CD spectra of (a) l-cysteine and compound 1a in water; (b) cis-2a and trans-2a in water.

Cysteine-based DKP contain the amine, carbonyl and sulfide groups that are able to bind some metal ions [31]. If the metal binding is selective or specific and leads to a significant change in chiroptical property, the optically active cysteine-based DKP is potentially useful for chiroptical sensor of certain metal ions. The binding behaviour of the isolated optically active cis isomer of 2a with different metal ions was studied by CD measurement. Solutions of various metal ions (Zn2+, Cu+, Pd2+, Ni2+, Mg2+, Ca2+, Ba2+, Co2+, Li+, Mn2+, Pb2+, Na+ and Ag+) were added and CD spectra were taken immediately afterwards. It was found that for the un-chelated ions, for example Pt2+, there was no signal changing observed. For most of the chelated ions, chelation induced only slightly shift or decrease in CD signals, for example, Cu2+. When Cu2+ was added, the CD band shifted from 217 nm to 233.7 nm accompanying a significant decrease (electronic supplementary material). But the chelation with silver ions induced a significant change in CD spectra (figure 4a). As shown, upon addition of silver ions (1 × 10−5 M), a new CD band with an opposite sign appeared at 230 nm. In addition, by changing the molar ratios of Ag+ to the optically active cis-isomer of 2a, the maximal binding ratio of 1 : 2 was found (figure 4b).

Figure 4.

CD spectra of (a) cis-2a with Ag+; (b) cis-2a with various molar ratios of Ag+.

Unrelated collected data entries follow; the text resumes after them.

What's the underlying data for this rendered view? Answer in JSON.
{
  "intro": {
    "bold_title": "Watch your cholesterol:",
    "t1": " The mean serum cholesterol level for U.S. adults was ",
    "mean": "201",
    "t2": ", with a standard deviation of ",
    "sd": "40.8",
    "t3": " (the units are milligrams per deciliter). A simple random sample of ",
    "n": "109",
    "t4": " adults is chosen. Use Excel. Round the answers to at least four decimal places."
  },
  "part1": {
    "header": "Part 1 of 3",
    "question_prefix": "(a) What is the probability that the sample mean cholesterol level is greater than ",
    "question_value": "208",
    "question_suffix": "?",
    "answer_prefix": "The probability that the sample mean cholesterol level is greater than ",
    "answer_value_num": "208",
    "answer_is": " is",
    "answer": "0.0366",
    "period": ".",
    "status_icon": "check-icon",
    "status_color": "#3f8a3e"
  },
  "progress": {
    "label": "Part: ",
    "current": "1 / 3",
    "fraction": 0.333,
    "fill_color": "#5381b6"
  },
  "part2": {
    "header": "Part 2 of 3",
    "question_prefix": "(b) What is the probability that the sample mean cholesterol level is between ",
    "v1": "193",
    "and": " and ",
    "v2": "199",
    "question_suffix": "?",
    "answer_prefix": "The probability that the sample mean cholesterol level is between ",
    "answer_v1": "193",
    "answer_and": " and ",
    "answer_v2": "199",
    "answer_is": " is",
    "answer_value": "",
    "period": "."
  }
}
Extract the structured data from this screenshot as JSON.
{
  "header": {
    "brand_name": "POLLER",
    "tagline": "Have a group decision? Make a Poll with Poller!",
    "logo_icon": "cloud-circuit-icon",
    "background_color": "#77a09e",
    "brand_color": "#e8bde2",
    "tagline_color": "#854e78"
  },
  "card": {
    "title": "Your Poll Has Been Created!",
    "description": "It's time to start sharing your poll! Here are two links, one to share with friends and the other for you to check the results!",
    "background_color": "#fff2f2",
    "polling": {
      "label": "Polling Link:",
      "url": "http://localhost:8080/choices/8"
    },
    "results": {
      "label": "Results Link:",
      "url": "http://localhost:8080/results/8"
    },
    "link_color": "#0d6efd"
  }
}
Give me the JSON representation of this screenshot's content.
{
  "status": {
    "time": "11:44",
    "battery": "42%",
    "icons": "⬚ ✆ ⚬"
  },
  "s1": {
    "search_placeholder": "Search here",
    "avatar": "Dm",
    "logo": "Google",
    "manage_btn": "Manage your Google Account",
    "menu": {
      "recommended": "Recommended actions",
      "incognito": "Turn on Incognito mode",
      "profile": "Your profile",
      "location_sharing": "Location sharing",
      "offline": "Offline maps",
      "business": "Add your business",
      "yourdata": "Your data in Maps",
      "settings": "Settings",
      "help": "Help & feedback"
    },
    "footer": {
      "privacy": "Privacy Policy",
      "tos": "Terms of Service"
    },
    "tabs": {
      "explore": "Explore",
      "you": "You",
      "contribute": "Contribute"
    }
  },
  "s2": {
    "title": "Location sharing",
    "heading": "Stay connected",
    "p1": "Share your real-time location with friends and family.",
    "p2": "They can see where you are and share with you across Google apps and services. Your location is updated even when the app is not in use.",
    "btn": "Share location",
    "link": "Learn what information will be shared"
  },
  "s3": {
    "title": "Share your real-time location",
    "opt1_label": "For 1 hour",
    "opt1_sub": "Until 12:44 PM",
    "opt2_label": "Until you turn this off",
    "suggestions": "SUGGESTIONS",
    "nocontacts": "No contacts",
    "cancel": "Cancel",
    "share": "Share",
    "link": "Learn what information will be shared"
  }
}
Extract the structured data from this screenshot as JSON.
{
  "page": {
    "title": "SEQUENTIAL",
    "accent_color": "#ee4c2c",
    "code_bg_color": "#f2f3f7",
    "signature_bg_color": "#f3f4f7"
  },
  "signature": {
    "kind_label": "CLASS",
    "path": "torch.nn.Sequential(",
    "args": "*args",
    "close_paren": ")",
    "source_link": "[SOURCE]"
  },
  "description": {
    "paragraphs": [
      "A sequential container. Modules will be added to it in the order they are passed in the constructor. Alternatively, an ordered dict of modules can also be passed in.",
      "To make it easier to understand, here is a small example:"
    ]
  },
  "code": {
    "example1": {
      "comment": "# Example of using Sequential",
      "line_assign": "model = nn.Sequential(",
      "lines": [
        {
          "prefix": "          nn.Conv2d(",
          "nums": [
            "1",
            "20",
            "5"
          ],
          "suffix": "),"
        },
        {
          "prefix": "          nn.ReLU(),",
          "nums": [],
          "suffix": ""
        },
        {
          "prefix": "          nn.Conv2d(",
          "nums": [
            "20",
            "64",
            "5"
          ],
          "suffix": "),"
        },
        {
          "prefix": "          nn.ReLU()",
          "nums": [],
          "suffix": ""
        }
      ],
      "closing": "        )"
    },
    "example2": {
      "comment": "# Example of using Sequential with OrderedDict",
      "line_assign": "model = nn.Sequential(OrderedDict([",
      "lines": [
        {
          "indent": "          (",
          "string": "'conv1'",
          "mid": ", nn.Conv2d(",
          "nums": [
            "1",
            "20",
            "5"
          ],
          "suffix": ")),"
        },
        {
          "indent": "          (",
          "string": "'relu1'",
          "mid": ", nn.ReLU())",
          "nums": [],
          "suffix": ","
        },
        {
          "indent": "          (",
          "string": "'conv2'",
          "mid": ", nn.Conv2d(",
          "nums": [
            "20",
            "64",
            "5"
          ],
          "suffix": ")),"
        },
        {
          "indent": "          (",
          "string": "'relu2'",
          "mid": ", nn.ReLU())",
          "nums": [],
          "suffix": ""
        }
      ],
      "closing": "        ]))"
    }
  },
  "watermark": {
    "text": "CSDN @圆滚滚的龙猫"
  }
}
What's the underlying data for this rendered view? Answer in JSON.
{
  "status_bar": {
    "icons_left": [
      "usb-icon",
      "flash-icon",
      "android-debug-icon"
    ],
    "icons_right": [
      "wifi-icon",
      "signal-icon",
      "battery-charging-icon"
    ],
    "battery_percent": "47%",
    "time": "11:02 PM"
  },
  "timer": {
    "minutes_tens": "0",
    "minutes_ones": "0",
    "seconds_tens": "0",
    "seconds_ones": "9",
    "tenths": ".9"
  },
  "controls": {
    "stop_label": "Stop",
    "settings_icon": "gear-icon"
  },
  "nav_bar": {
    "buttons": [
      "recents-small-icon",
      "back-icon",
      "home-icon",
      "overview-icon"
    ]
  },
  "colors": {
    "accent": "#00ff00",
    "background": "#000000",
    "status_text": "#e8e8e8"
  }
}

Sensing and monitoring silver ions becomes important as silver pollution in the environment increasingly threatens a broad range of microorganisms and marine invertebrates. Various chemo-sensors have been developed for Ag+ detection in aqua systems which are normally based on organic fluorophores and semiconductor quantum dots. However, these chemo-sensors have some drawbacks such as hard preparative, low water solubility, and/or poor selectivity toward Ag+ [32]. Thus, water-soluble, optically active cysteine-based DKP could be used as a sensitive CD probe for detection of silver ions in water with a concentration as low as 1 × 10−5 M. In addition, since the cysteine-based DKP compounds are potentially biodegradable, the DKP could also function as an environmental-friendly sensor.

Conclusion

Facile synthesis of cysteine-based DKP from thiol-protected precursors, mainly s-alkylated cysteine-derivatives, were demonstrated, where a thiol-acrylae Michael addition reaction was used to suppress the over-reactivity of the thiol group. A series of DKP containing small molecules were successfully synthesized with the existence of diastereoisomers. The separations of DKP diastereoisomers were achieved successfully. Moreover, the chiroptical activity of the diastereoisomers combined with the isolated enantiomers of DKP compounds has the potential to be used for sensing silver ions in aqua systems.